Like before, type run_ms -f cluster.txt 17PM-Orbi.ms2 and press Enter. Here is what I get:

[cociorva@shamu001 SEQUEST_test]$ run_ms -f cluster.txt 17PM-Orbi.ms2
Starting Search for 17PM-Orbi.ms2
Number of Spectra 13356
Number of Spectra 13356
Reading in sequest.params file
machines = shamu001
machines = shamu001
machines = shamu002
machines = shamu002
machines = shamu003
machines = shamu003
machines = shamu004
machines = shamu004
A total of 8 computers in the cluster
Starting the Search
17PM-Orbi.ms2: 0 (%0.0) dtas Sent for Search,   1 to shamu001
17PM-Orbi.ms2: 1 (%0.0) dtas Sent for Search,   1 to shamu001
17PM-Orbi.ms2: 2 (%0.0) dtas Sent for Search,   1 to shamu002
17PM-Orbi.ms2: 3 (%0.0) dtas Sent for Search,   1 to shamu002
17PM-Orbi.ms2: 4 (%0.0) dtas Sent for Search,   1 to shamu003
17PM-Orbi.ms2: 5 (%0.0) dtas Sent for Search,   1 to shamu003
17PM-Orbi.ms2: 6 (%0.0) dtas Sent for Search,   1 to shamu004
17PM-Orbi.ms2: 7 (%0.1) dtas Sent for Search,   1 to shamu004
stat = 0
17PM-Orbi.ms2: 8 (%0.1) dtas Sent for Search,   2 to shamu001
stat = 0
17PM-Orbi.ms2: 9 (%0.1) dtas Sent for Search,   2 to shamu001
stat = 0
17PM-Orbi.ms2: 10 (%0.1) dtas Sent for Search,   2 to shamu003
stat = 0
17PM-Orbi.ms2: 11 (%0.1) dtas Sent for Search,   2 to shamu004
stat = 0
17PM-Orbi.ms2: 12 (%0.1) dtas Sent for Search,   2 to shamu002
stat = 0
17PM-Orbi.ms2: 13 (%0.1) dtas Sent for Search,   2 to shamu003
stat = 0
17PM-Orbi.ms2: 14 (%0.1) dtas Sent for Search,   3 to shamu001
stat = 0
17PM-Orbi.ms2: 15 (%0.1) dtas Sent for Search,   3 to shamu001
stat = 0
17PM-Orbi.ms2: 16 (%0.1) dtas Sent for Search,   2 to shamu004
stat = 0
17PM-Orbi.ms2: 17 (%0.1) dtas Sent for Search,   2 to shamu002
stat = 0
17PM-Orbi.ms2: 18 (%0.1) dtas Sent for Search,   4 to shamu001
stat = 0
17PM-Orbi.ms2: 19 (%0.1) dtas Sent for Search,   4 to shamu001
stat = 0
17PM-Orbi.ms2: 20 (%0.1) dtas Sent for Search,   3 to shamu003
stat = 0
17PM-Orbi.ms2: 21 (%0.2) dtas Sent for Search,   3 to shamu004
...

Now the program runs much faster than before, as the load is spread over multiple machines in the cluster.

Running SEQUEST under a batch system (e.g. PBS)

In all the examples so far, you have run SEQUEST in interactive mode, with the program starting executing as soon as you type the command, and log output going to your screen.
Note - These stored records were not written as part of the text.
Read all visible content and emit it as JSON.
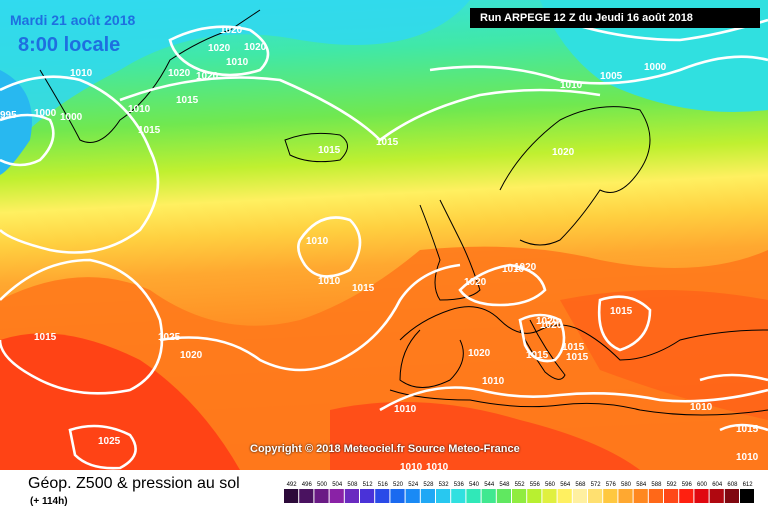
{
  "header": {
    "date": "Mardi 21 août 2018",
    "local_time": "8:00 locale",
    "run": "Run ARPEGE 12 Z du Jeudi 16 août 2018"
  },
  "footer": {
    "product": "Géop. Z500 & pression au sol",
    "lead": "(+ 114h)",
    "copyright": "Copyright © 2018 Meteociel.fr Source Meteo-France"
  },
  "scale": {
    "values": [
      "492",
      "496",
      "500",
      "504",
      "508",
      "512",
      "516",
      "520",
      "524",
      "528",
      "532",
      "536",
      "540",
      "544",
      "548",
      "552",
      "556",
      "560",
      "564",
      "568",
      "572",
      "576",
      "580",
      "584",
      "588",
      "592",
      "596",
      "600",
      "604",
      "608",
      "612"
    ],
    "colors": [
      "#2c0a3a",
      "#4a1260",
      "#6a1a85",
      "#8a22a6",
      "#6a2ac0",
      "#4a32d8",
      "#2a4ae8",
      "#1a6af0",
      "#1a8af5",
      "#20a8f5",
      "#28c8f0",
      "#30e0e0",
      "#30e8b8",
      "#40e890",
      "#60e860",
      "#90ec40",
      "#b8f030",
      "#e0f040",
      "#fff060",
      "#fff0a0",
      "#ffe070",
      "#ffc840",
      "#ffa830",
      "#ff8820",
      "#ff6818",
      "#ff4818",
      "#ff2010",
      "#e00810",
      "#b00810",
      "#800810",
      "#000000"
    ]
  },
  "isobars": [
    "1020",
    "1020",
    "1020",
    "1020",
    "1020",
    "1010",
    "1010",
    "1000",
    "995",
    "1000",
    "1015",
    "1010",
    "1015",
    "1015",
    "1015",
    "1010",
    "1005",
    "1000",
    "1020",
    "1010",
    "1010",
    "1015",
    "1010",
    "1020",
    "1020",
    "1020",
    "1015",
    "1025",
    "1015",
    "1020",
    "1015",
    "1015",
    "1015",
    "1010",
    "1020",
    "1020",
    "1025",
    "1010",
    "1015",
    "1010",
    "1010",
    "1010",
    "1010"
  ]
}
In real world high throughput proteomics, however, you need a system where you can submit batch jobs that are queued and executed by a scheduler, with the output going to a log file. There are many batch systems available, and it is not the purpose of this manual to review them. Here I only give an example of how a job file could look like on a PBS-based system:

#!/bin/sh
#PBS -l nodes=2:ppn=4
#PBS -l walltime=1:00:00
#PBS -l cput=8:00:00
#PBS -j oe

cd $PBS_O_WORKDIR
run_ms -f $PBS_NODEFILE 17PM-Orbi.ms2 > 17PM-Orbi.log
exit

In this example, the script would execute a job on 2 nodes, with 4 CPUs per node, asking for 1 hour of wall time and 8 hours of CPU time. The main line in this script is the line run_ms -f $PBS_NODEFILE 17PM-Orbi.ms2 > 17PM-Orbi.log. Comparing it with the interactive SEQUEST command, you will notice two differences: first, the output of the program is redirected to a file (17PM-Orbi.log), and second, the cluster file used by the program is no longer a file you edit yourself, but it is a file that is specified by the batch system (under the environment variable name $PBS_NODEFILE). This ensures that your program will start SEQUEST threads on the cluster nodes assigned by the batch system to your job. This detail is crucial on a batch system, because you do not know beforehand which nodes will be assigned to you, hence you cannot possibly edit the cluster.txt file before the job starts. Using $PBS_NODEFILE is the only way to make sure that your SEQUEST threads are launched on the appropriate nodes.